My kids’ good old dog William resting with me on the bluff.
Photo by Robin Loznak
The bluff, September 2010. I hopped onto the outcropping of large flat boulders overlooking a steep drop to the valley floor. Moss formed a patchy carpet on the stones, tufts of grass filling the crevices. I smiled. The bluff brought back memories of games my sister, Nancy, and I used to play. We would lie down at the edge of the overhang and keep watch on happenings below, filling our minds with imagined danger and excitement.
My daughter Carisa, with me today, stepped up beside me. An entire summer had passed since last I wandered the hills and fields of the farm seeking special places Martha might have walked in order to know this new land of hers.
Now it was fall. The first fall rains had come, but it was supposed to be clearing again, heading into the usual warm Indian summer. Dark gray clouds boiled overhead with a few bits of blue offering promise. Our coats still felt damp from the shower that caught us on our way here. I thought about Martha and the wanderlust that brought her to this place–her husband’s, but probably hers as well. What kind of danger and excitement did she face?
The soft, moist air wrapped around us as we stood on this hillside overlook, screened by the oak and myrtle trees that enclosed the bluff, giving it a pleasant feeling of seclusion, as if we could see out but might be comfortably hidden from any watchers outside. A young twisted oak stood directly out from the rimrock, offering glimpses between its branches of the lower fields and the wide green river flowing gently past. A grassy bench of land swept up from the bluff to the right, while a bank rose sharply behind, adding to our sense of enclosure.
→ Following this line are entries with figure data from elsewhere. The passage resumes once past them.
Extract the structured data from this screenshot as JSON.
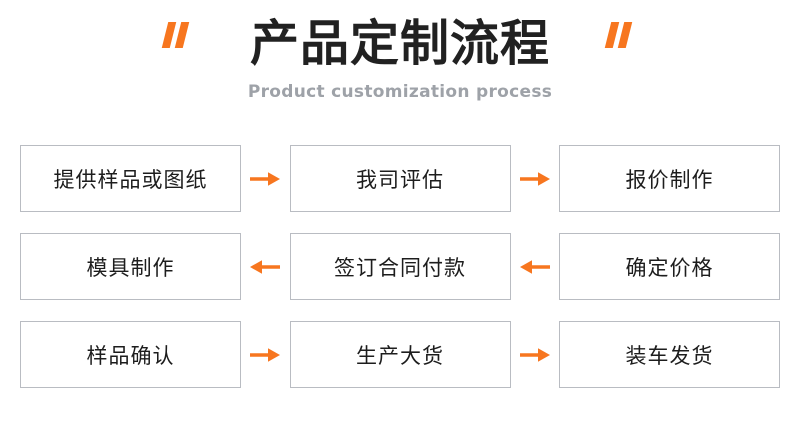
{
  "header": {
    "title": "产品定制流程",
    "subtitle": "Product customization process",
    "quote_left_icon": "quote-mark-icon",
    "quote_right_icon": "quote-mark-icon"
  },
  "colors": {
    "accent": "#F7761F",
    "title": "#212121",
    "subtitle": "#9EA2A8",
    "box_border": "#B9BCC2",
    "box_text": "#1D1D1D",
    "background": "#FFFFFF"
  },
  "flow": {
    "rows": [
      {
        "direction": "right",
        "arrow_icon": "arrow-right-icon",
        "steps": [
          {
            "label": "提供样品或图纸"
          },
          {
            "label": "我司评估"
          },
          {
            "label": "报价制作"
          }
        ]
      },
      {
        "direction": "left",
        "arrow_icon": "arrow-left-icon",
        "steps": [
          {
            "label": "模具制作"
          },
          {
            "label": "签订合同付款"
          },
          {
            "label": "确定价格"
          }
        ]
      },
      {
        "direction": "right",
        "arrow_icon": "arrow-right-icon",
        "steps": [
          {
            "label": "样品确认"
          },
          {
            "label": "生产大货"
          },
          {
            "label": "装车发货"
          }
        ]
      }
    ]
  }
}
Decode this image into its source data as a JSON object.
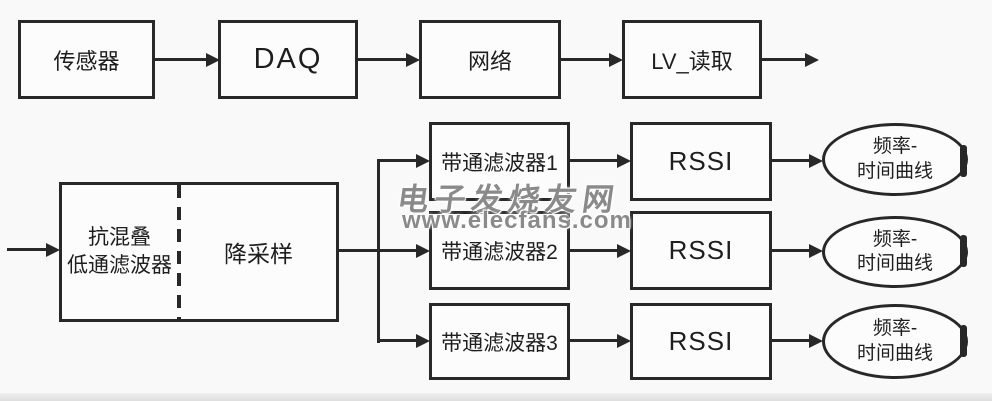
{
  "top_row": {
    "sensor": "传感器",
    "daq": "DAQ",
    "network": "网络",
    "lv_read": "LV_读取"
  },
  "preprocess": {
    "antialias_line1": "抗混叠",
    "antialias_line2": "低通滤波器",
    "downsample": "降采样"
  },
  "branches": [
    {
      "filter": "带通滤波器1",
      "rssi": "RSSI",
      "curve_line1": "频率-",
      "curve_line2": "时间曲线"
    },
    {
      "filter": "带通滤波器2",
      "rssi": "RSSI",
      "curve_line1": "频率-",
      "curve_line2": "时间曲线"
    },
    {
      "filter": "带通滤波器3",
      "rssi": "RSSI",
      "curve_line1": "频率-",
      "curve_line2": "时间曲线"
    }
  ],
  "watermark": {
    "brand": "电子发烧友网",
    "url": "www.elecfans.com"
  },
  "colors": {
    "line": "#282828",
    "background": "#f9f9f9",
    "box_fill": "#fcfcfc",
    "watermark_gray": "#8a8a8a"
  }
}
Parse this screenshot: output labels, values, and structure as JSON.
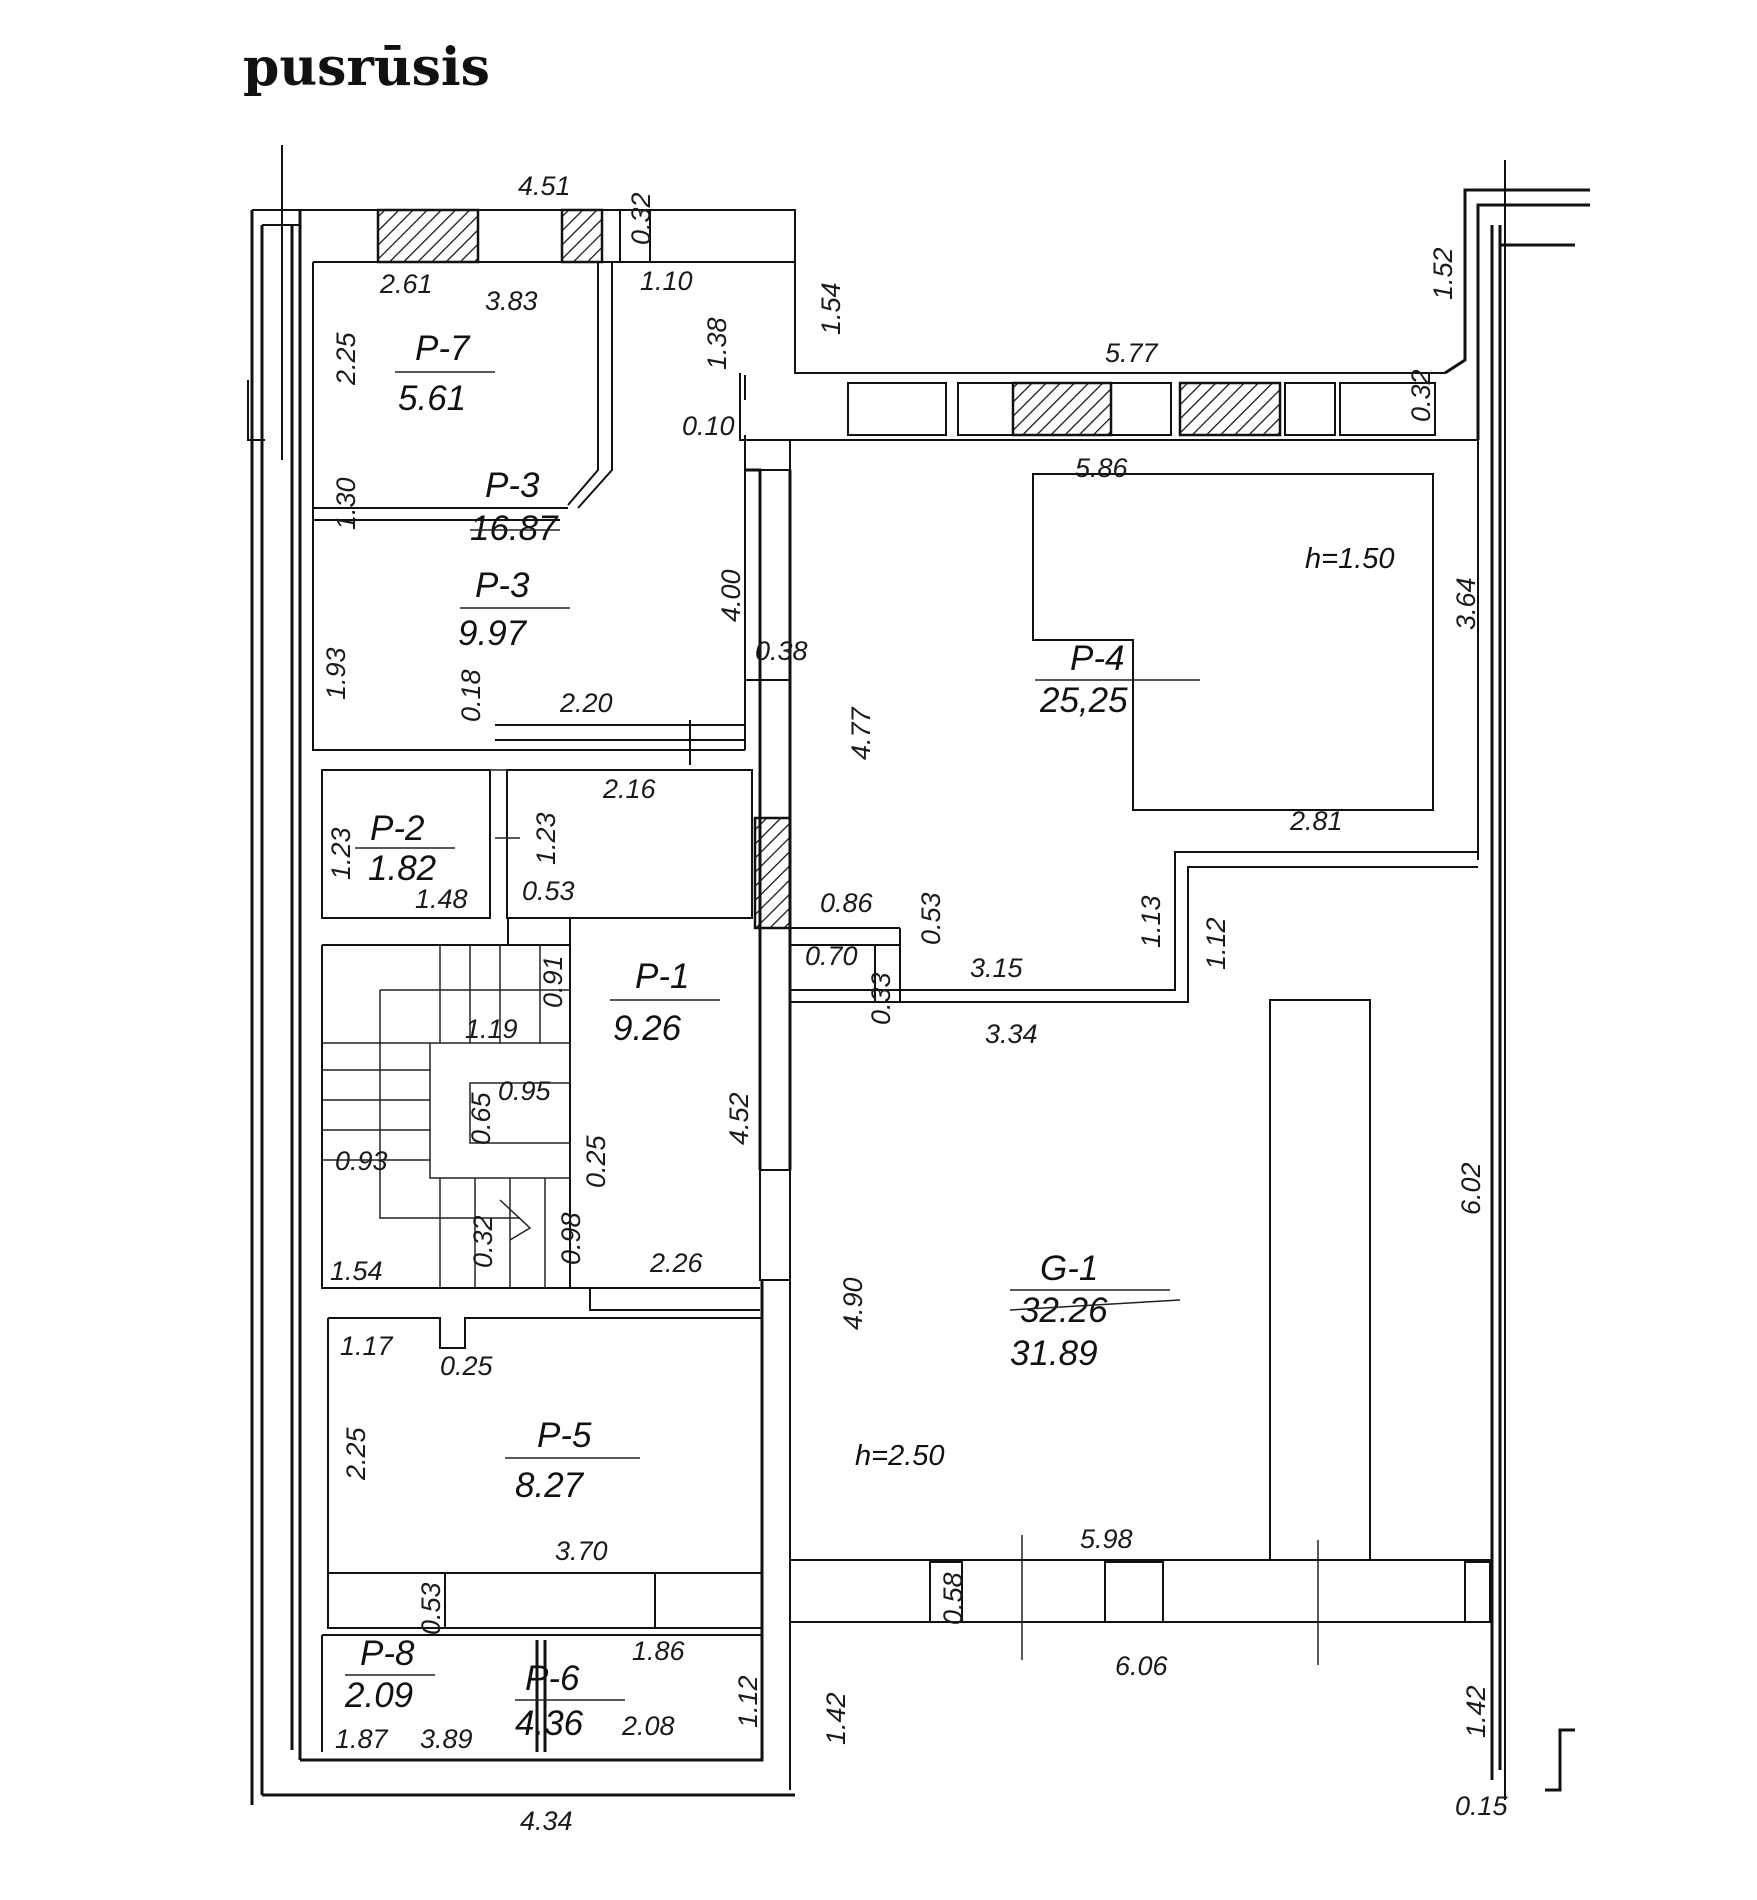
{
  "title": "pusrūsis",
  "rooms": [
    {
      "id": "P-7",
      "area": "5.61"
    },
    {
      "id": "P-3",
      "area": "9.97"
    },
    {
      "id": "P-3",
      "area": "16.87"
    },
    {
      "id": "P-4",
      "area": "25,25"
    },
    {
      "id": "P-2",
      "area": "1.82"
    },
    {
      "id": "P-1",
      "area": "9.26"
    },
    {
      "id": "G-1",
      "area": "32.26",
      "area_corrected": "31.89"
    },
    {
      "id": "P-5",
      "area": "8.27"
    },
    {
      "id": "P-8",
      "area": "2.09"
    },
    {
      "id": "P-6",
      "area": "4.36"
    }
  ],
  "heights": {
    "p4": "h=1.50",
    "g1": "h=2.50"
  },
  "dims": {
    "top_4_51": "4.51",
    "w_2_61": "2.61",
    "w_3_83": "3.83",
    "w_1_10": "1.10",
    "v_0_32a": "0.32",
    "v_1_54": "1.54",
    "v_1_38": "1.38",
    "v_1_52": "1.52",
    "v_2_25a": "2.25",
    "v_1_30": "1.30",
    "w_0_10": "0.10",
    "v_4_00": "4.00",
    "v_1_93": "1.93",
    "v_0_18": "0.18",
    "w_2_20": "2.20",
    "w_0_38": "0.38",
    "w_5_77": "5.77",
    "v_0_32b": "0.32",
    "w_5_86": "5.86",
    "v_3_64": "3.64",
    "v_4_77": "4.77",
    "w_2_81": "2.81",
    "w_2_16": "2.16",
    "v_1_23a": "1.23",
    "v_1_23b": "1.23",
    "w_1_48": "1.48",
    "w_0_53a": "0.53",
    "w_0_86": "0.86",
    "v_0_53b": "0.53",
    "w_0_70": "0.70",
    "v_0_33": "0.33",
    "w_3_15": "3.15",
    "v_1_13": "1.13",
    "v_1_12a": "1.12",
    "w_3_34": "3.34",
    "v_0_91": "0.91",
    "w_1_19": "1.19",
    "v_0_65": "0.65",
    "w_0_95": "0.95",
    "w_0_93": "0.93",
    "v_0_25a": "0.25",
    "v_4_52": "4.52",
    "v_0_98": "0.98",
    "v_0_32c": "0.32",
    "w_1_54": "1.54",
    "w_2_26": "2.26",
    "v_6_02": "6.02",
    "v_4_90": "4.90",
    "w_1_17": "1.17",
    "w_0_25b": "0.25",
    "v_2_25b": "2.25",
    "w_3_70": "3.70",
    "v_0_58": "0.58",
    "w_5_98": "5.98",
    "v_0_53c": "0.53",
    "w_1_86": "1.86",
    "v_1_12b": "1.12",
    "v_1_42a": "1.42",
    "w_6_06": "6.06",
    "v_1_42b": "1.42",
    "w_1_87": "1.87",
    "w_3_89": "3.89",
    "w_2_08": "2.08",
    "w_0_15": "0.15",
    "bot_4_34": "4.34"
  }
}
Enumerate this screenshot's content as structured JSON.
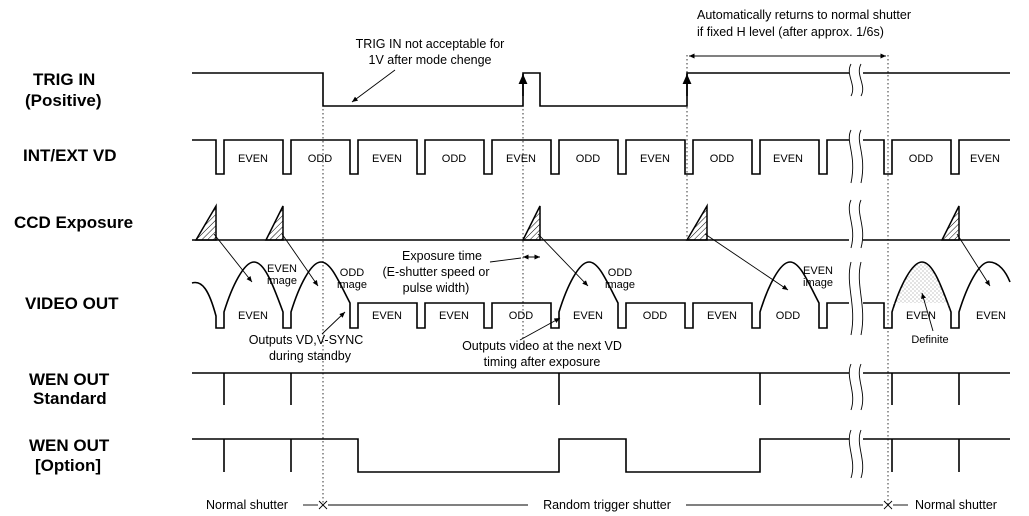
{
  "signals": {
    "trig_in_1": "TRIG IN",
    "trig_in_2": "(Positive)",
    "int_ext_vd": "INT/EXT VD",
    "ccd_exposure": "CCD Exposure",
    "video_out": "VIDEO OUT",
    "wen_std_1": "WEN OUT",
    "wen_std_2": "Standard",
    "wen_opt_1": "WEN OUT",
    "wen_opt_2": "[Option]"
  },
  "vd_fields": [
    "EVEN",
    "ODD",
    "EVEN",
    "ODD",
    "EVEN",
    "ODD",
    "EVEN",
    "ODD",
    "EVEN",
    "ODD",
    "EVEN"
  ],
  "video_fields": [
    "EVEN",
    "EVEN",
    "EVEN",
    "ODD",
    "EVEN",
    "ODD",
    "EVEN",
    "ODD",
    "EVEN",
    "EVEN"
  ],
  "video_labels": {
    "even_image_1": "EVEN",
    "even_image_2": "image",
    "odd_image_1a": "ODD",
    "odd_image_1b": "image",
    "odd_image_2a": "ODD",
    "odd_image_2b": "image",
    "even_image_3a": "EVEN",
    "even_image_3b": "image",
    "definite": "Definite"
  },
  "annotations": {
    "trig_note_1": "TRIG IN not acceptable for",
    "trig_note_2": "1V after mode chenge",
    "auto_return_1": "Automatically returns to normal shutter",
    "auto_return_2": "if fixed H level (after approx. 1/6s)",
    "exposure_1": "Exposure time",
    "exposure_2": "(E-shutter speed or",
    "exposure_3": "pulse width)",
    "standby_1": "Outputs VD,V-SYNC",
    "standby_2": "during standby",
    "next_vd_1": "Outputs video at the next VD",
    "next_vd_2": "timing after exposure"
  },
  "modes": {
    "normal_left": "Normal shutter",
    "random": "Random trigger shutter",
    "normal_right": "Normal shutter"
  }
}
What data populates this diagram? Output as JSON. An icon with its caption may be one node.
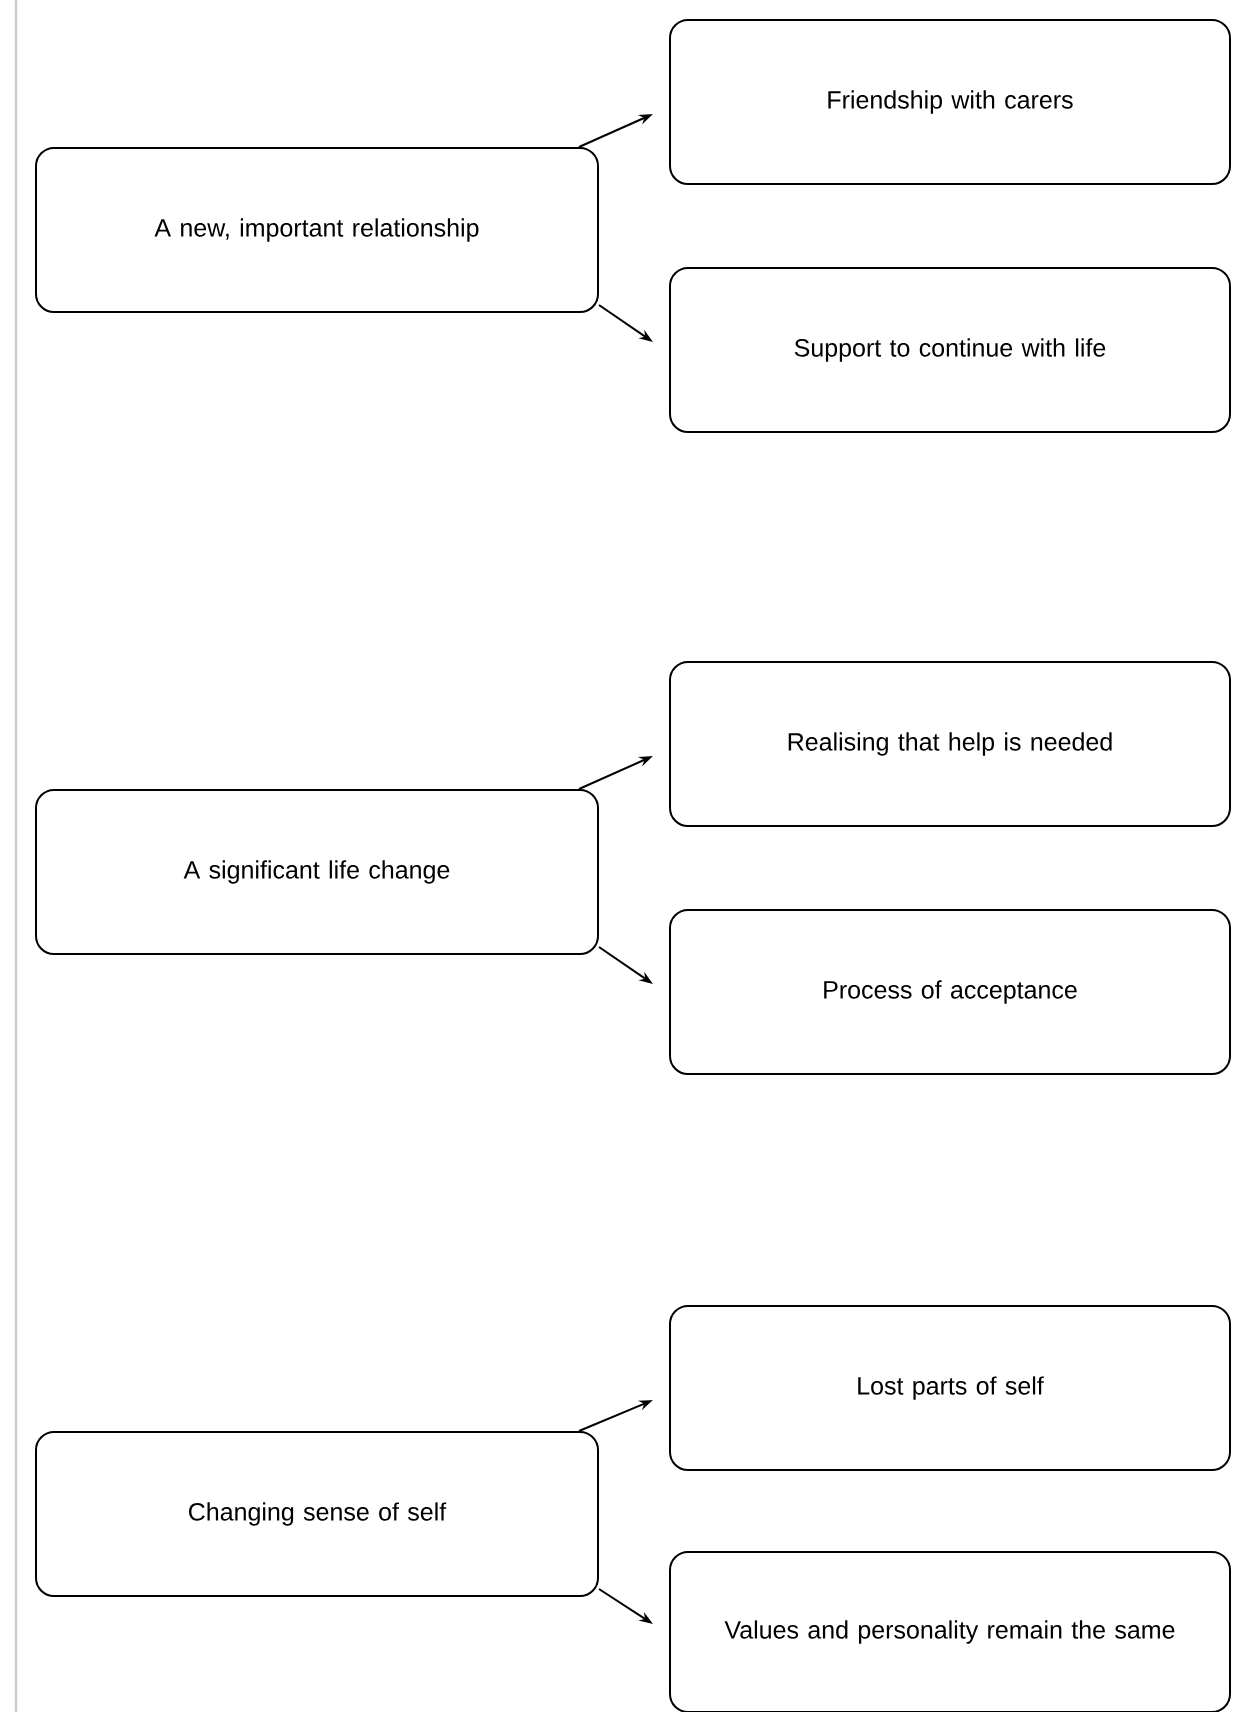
{
  "diagram": {
    "nodes": [
      {
        "text": [
          "A new, important relationship"
        ]
      },
      {
        "text": [
          "Friendship with carers"
        ]
      },
      {
        "text": [
          "Support to continue with life"
        ]
      },
      {
        "text": [
          "A significant life change"
        ]
      },
      {
        "text": [
          "Realising that help is needed"
        ]
      },
      {
        "text": [
          "Process of acceptance"
        ]
      },
      {
        "text": [
          "Changing sense of self"
        ]
      },
      {
        "text": [
          "Lost parts of self"
        ]
      },
      {
        "text": [
          "Values and personality remain the same"
        ]
      }
    ],
    "edges": [
      {
        "from": 0,
        "to": 1,
        "arrow": "to"
      },
      {
        "from": 0,
        "to": 2,
        "arrow": "to"
      },
      {
        "from": 3,
        "to": 4,
        "arrow": "to"
      },
      {
        "from": 3,
        "to": 5,
        "arrow": "to"
      },
      {
        "from": 6,
        "to": 7,
        "arrow": "to"
      },
      {
        "from": 6,
        "to": 8,
        "arrow": "to"
      }
    ]
  }
}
In years past my sister and I used to take a trail to get here, a narrow animal trail that bit into an almost perpendicular hillside on our left. This time Carisa and I had taken the newer, easier route from the other direction, coming up a steep logging road, the Tree Farm Road, where a sign on the gate marked our designation as a certified Tree Farm.
In fact, before I could start the rough draft of this book I had to stop and write a new timber management plan and have the operation reviewed in order to be certified as my father had been. More than once, farm needs would pull me away from this story focused on the farm.
Did Martha come up here? Did she stand on these mossy rocks and contemplate the journey of her life that brought her to this lovely wilderness so terribly far from home? Whatever happened to her parents, Thomas and Maxy Poindexter? I doubt she ever saw them after that trip to Illinois for the birth of Leonora, a birthplace recorded by multiple census records that let me know Martha made the trip to have the child there. . . .
Questions haunted me as I plunged forward with this project. With other books, I’d often had the eerie feeling that stories were coming to me from somewhere–or someone–outside myself. I would set up a framework and ideas would flood in. That feeling hit much stronger this time, as if the messenger were closer to me. I wished whoever was sending these messages would refrain from flooding me with them at four in the morning. But I knew well that state of openness on the edge of sleep before the doubts of an awakened mind rose, letting the stuff of dream and spirit enter in.
Can you find out what happened to Martha’s parents? That would be so interesting
I did not find the parents, Wilma. I did a pretty thorough search when I was in Illinois and kept searching after I came home. The details of the search are in the book. It was one one of my big frustrations, but I finally had to let it go. One researcher who helped me said that sometimes there’s just nothing to find. But yes, it would be interesting.